I sent my little boy, my first, my sidekick, my buddy, my companion of five years off to kindergarten today. I had to have his Dad drop him off because I knew that if I took him to school it would end in me being an absolute, unalterable, grotesque mess of tears and mucous. I settled for taking a picture of Captain Kindergarten with his transformers lunch box and giving him a thumbs up as he climbed in the back of our truck. And for that I did an awesome job of keeping my face clean (go me!).
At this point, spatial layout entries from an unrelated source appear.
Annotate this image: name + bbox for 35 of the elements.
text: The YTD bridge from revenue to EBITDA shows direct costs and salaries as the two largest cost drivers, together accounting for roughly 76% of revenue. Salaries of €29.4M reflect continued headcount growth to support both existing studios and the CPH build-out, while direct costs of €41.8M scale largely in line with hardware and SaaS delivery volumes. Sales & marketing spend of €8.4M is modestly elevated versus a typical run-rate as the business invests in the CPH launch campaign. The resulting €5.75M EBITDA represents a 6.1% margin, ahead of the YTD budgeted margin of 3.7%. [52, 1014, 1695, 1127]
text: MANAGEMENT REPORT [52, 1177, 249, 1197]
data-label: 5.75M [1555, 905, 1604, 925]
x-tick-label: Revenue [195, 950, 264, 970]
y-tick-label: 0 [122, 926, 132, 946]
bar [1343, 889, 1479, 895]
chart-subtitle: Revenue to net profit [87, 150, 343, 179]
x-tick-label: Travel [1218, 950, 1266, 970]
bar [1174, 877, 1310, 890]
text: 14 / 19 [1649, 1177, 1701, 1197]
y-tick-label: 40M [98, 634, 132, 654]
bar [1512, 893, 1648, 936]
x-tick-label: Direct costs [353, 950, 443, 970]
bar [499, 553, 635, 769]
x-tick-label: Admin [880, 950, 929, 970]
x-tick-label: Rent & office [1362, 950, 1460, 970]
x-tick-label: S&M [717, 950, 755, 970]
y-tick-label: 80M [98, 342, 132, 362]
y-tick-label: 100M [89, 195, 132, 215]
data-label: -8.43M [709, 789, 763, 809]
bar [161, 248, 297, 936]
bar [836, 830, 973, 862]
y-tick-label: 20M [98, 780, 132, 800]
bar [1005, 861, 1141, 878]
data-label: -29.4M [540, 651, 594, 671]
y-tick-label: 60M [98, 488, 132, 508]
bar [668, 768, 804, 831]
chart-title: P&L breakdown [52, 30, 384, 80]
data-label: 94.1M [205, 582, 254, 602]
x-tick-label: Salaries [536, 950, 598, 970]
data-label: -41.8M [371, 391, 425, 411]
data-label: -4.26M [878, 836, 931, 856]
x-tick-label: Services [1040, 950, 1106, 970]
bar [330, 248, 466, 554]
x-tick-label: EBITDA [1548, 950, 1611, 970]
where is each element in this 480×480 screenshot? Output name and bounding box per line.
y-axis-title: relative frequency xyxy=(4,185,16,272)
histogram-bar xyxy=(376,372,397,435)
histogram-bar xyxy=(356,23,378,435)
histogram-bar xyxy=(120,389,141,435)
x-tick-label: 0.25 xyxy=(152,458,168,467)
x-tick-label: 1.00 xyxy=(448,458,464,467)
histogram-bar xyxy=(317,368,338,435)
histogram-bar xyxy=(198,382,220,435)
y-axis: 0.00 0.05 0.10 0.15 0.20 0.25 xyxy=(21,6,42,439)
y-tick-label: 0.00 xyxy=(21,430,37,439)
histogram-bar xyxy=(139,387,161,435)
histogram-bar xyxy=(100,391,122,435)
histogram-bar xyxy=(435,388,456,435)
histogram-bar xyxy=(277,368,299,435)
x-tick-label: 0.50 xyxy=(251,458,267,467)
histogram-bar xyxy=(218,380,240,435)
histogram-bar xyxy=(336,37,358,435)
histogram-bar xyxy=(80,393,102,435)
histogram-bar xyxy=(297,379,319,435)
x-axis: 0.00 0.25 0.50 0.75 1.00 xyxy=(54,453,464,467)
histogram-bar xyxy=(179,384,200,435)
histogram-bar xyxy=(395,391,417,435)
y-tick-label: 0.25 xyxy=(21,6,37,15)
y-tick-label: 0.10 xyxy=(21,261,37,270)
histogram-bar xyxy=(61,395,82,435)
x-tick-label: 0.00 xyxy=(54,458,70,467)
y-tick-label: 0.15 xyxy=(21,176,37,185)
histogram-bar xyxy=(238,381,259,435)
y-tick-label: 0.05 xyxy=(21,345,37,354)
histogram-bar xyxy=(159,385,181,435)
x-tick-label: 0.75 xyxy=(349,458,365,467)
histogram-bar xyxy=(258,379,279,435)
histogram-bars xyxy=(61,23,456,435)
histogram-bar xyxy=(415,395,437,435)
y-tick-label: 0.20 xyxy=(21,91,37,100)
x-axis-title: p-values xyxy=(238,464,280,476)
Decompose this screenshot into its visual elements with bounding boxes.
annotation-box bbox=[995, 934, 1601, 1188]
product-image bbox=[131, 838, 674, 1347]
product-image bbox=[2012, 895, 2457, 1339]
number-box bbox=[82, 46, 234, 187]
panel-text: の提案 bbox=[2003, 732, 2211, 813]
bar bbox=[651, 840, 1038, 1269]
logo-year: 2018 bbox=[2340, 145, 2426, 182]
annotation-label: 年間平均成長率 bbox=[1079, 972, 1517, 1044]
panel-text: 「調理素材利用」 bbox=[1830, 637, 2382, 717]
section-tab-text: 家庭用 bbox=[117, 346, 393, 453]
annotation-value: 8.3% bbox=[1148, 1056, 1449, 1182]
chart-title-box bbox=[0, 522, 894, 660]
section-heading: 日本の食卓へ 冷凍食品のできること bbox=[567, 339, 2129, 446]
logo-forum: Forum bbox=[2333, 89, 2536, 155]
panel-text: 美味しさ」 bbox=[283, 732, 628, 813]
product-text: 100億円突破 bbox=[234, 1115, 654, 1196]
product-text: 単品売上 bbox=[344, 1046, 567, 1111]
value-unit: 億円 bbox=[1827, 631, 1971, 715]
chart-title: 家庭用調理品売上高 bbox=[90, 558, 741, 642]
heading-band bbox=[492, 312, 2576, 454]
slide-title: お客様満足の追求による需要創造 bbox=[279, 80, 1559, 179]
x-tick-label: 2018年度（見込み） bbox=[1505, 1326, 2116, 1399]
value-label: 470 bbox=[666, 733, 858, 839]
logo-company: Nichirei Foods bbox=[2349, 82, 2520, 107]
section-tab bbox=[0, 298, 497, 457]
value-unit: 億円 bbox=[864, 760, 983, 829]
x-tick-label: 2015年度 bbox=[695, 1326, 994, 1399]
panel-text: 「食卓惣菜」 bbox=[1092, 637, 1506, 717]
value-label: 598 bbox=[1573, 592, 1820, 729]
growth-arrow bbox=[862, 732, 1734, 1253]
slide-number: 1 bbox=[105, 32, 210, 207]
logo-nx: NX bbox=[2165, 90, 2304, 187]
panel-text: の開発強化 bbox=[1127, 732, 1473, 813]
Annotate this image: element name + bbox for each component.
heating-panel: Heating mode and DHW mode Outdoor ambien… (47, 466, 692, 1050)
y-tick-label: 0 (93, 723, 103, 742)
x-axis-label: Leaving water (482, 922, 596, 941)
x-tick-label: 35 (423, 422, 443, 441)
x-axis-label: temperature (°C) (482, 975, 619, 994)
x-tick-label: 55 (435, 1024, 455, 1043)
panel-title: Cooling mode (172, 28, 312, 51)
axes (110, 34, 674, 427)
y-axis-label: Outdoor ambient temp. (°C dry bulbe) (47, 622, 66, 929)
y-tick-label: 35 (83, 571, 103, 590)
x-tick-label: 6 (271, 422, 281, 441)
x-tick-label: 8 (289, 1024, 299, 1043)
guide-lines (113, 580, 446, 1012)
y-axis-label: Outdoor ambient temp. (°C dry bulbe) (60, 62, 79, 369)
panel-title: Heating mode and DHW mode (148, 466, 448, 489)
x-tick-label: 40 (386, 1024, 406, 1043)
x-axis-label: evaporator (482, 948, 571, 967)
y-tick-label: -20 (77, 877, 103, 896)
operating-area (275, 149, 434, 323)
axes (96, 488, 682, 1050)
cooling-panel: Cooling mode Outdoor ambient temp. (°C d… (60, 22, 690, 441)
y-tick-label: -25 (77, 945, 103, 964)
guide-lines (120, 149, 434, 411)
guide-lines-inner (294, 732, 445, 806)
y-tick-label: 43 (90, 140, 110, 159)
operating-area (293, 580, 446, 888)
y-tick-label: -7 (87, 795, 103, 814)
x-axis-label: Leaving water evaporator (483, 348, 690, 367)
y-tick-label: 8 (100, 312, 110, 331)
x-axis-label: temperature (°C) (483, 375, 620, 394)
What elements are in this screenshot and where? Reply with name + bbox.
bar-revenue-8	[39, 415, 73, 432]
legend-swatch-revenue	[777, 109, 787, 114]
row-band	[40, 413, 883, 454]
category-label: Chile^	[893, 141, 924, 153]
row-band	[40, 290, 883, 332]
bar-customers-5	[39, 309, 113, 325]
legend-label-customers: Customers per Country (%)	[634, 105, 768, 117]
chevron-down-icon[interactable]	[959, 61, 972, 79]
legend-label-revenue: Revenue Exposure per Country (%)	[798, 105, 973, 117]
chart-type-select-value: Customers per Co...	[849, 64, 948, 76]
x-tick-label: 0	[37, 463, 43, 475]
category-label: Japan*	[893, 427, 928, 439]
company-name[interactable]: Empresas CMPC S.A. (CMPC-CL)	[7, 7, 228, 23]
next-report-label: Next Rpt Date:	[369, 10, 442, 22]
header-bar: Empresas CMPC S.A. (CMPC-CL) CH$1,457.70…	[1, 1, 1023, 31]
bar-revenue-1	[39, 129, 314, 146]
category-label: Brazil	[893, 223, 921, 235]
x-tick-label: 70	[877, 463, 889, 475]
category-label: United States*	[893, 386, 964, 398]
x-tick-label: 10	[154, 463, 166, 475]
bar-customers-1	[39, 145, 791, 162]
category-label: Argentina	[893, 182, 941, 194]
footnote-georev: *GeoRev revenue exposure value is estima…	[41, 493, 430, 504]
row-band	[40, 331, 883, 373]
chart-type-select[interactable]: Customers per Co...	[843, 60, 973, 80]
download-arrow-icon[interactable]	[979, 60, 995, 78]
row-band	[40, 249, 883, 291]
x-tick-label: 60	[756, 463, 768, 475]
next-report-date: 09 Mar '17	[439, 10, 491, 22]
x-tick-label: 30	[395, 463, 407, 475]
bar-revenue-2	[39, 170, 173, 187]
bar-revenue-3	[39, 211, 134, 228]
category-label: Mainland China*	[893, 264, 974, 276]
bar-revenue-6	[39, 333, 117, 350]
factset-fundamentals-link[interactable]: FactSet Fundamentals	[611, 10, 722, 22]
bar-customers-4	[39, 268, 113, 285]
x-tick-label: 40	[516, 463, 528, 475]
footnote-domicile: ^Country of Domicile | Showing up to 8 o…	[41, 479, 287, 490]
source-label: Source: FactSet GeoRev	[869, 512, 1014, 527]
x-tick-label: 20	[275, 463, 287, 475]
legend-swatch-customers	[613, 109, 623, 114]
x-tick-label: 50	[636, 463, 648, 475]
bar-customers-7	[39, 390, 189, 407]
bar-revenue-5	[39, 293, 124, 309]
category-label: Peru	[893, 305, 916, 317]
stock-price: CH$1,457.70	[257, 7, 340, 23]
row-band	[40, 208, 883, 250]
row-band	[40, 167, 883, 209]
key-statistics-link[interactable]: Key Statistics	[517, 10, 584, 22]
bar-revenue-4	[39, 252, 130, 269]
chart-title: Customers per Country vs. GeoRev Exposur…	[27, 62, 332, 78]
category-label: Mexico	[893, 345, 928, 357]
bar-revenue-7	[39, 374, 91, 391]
I did pretty good all day, minus the panicked prayers every now and again pleading that he wasn't in an abysmal pit of unhappiness. But at 1:40 p.m. I started getting truly antsy. I caught myself counting down the minutes until the school bell would ring. And then I noticed that I was obsessing on figuring out how many minutes it might take to load the kids on the buses taking into account the extra drag that first day confusion would add. By 2:38 I was jumping at every helicopter overhead since I was POSITIVE it was the bus pulling up to our driveway. When the bus finally showed its large yellow self I ripped my baby off my breast, hung up the phone on my sister mid-conversation and ran for the porch. And there he was my big boy with his back pack bobbing, running around the front of the bus smiling and yelling, "Mom, Mom!" I felt real joy.
Then CPT K came inside and his sister and I pestered him with questions until he broke and let us know in no uncertain terms that he was done with our interrogation. So for the rest of the afternoon and evening I panted in hope of him dripping or dropping details of his day. As parched as I was for a picture of every second of his existence away from me, I was able to maintain enough disinterestedness that he spilled out here and there how they watched an angry birds video and the yellow bird was named chirp, that they had computer time and you have to click the mouse hard and two times fast (I got a good demonstration of that), that they went to music class and watched the teacher sing, and that he sat in the second row at lunch. After the post-school clam-up I was grateful to get that much out of him.
I suppose I will get used to him having another life that isn't part of mine. I guess I can even accept that it is a good and healthy thing. Maybe my own life will take a more gratifying shape as I let him go about molding his. But still I don't think my mother's heart will ever really get used to him not always being within reach of my hugging arms.
5 comments:
It does get easier...I promise! I am coming to grips with the fact that next year my oldest will be going to...ACK Middle School! I remember how awful middle school was and am so grateful that here they have until 7th grade before they have to go. Not to mention that in only 8 years he will be leaving on a mission!
P.S. My mom had a brilliant way to have my brother open up and tell her about school. She said to him, "If I were a little mouse in your pocket today, what would I have seen?" As soon as she said that, he would go on and on about what the little mouse would see. A very tricky way to find out what happened that day!
P.P.S. Do you still have the same email address? I want to send you some of those zucchini recipes I told you about but didn't want to post them on here.
Oh my heart! It was aching for you and for me when I have to face that at the same time with my two boys... luckily I still have four year to prepare myself, but I'm already not looking forward to it! I'm glad you both survived the first day... surely day two will be a tad bit easier!
I wish I was the mouse in his pocket. I would have loved to see his first day. You come by those tears naturally--mine are rolling now.
Yep, it is so hard to let them go, and I get SO antsy when it's almost time for them to be home. But then they surprise you with how capable they are and you realize that it may be nice to have them grow up a bit after all. It sounds like CPT K did a great job and will adjust well to his new adventure.
Last year, I felt that way with #4 his first day of K. I drove up to the school drop off curb. Opened the automatic van door saying "Have a great day. I love you". He excitedly jumped out onto the sidewalk and ran towards the K doors yelling "I love you Mom" without looking back. Oh boy did I want to be the mouse in his backpack!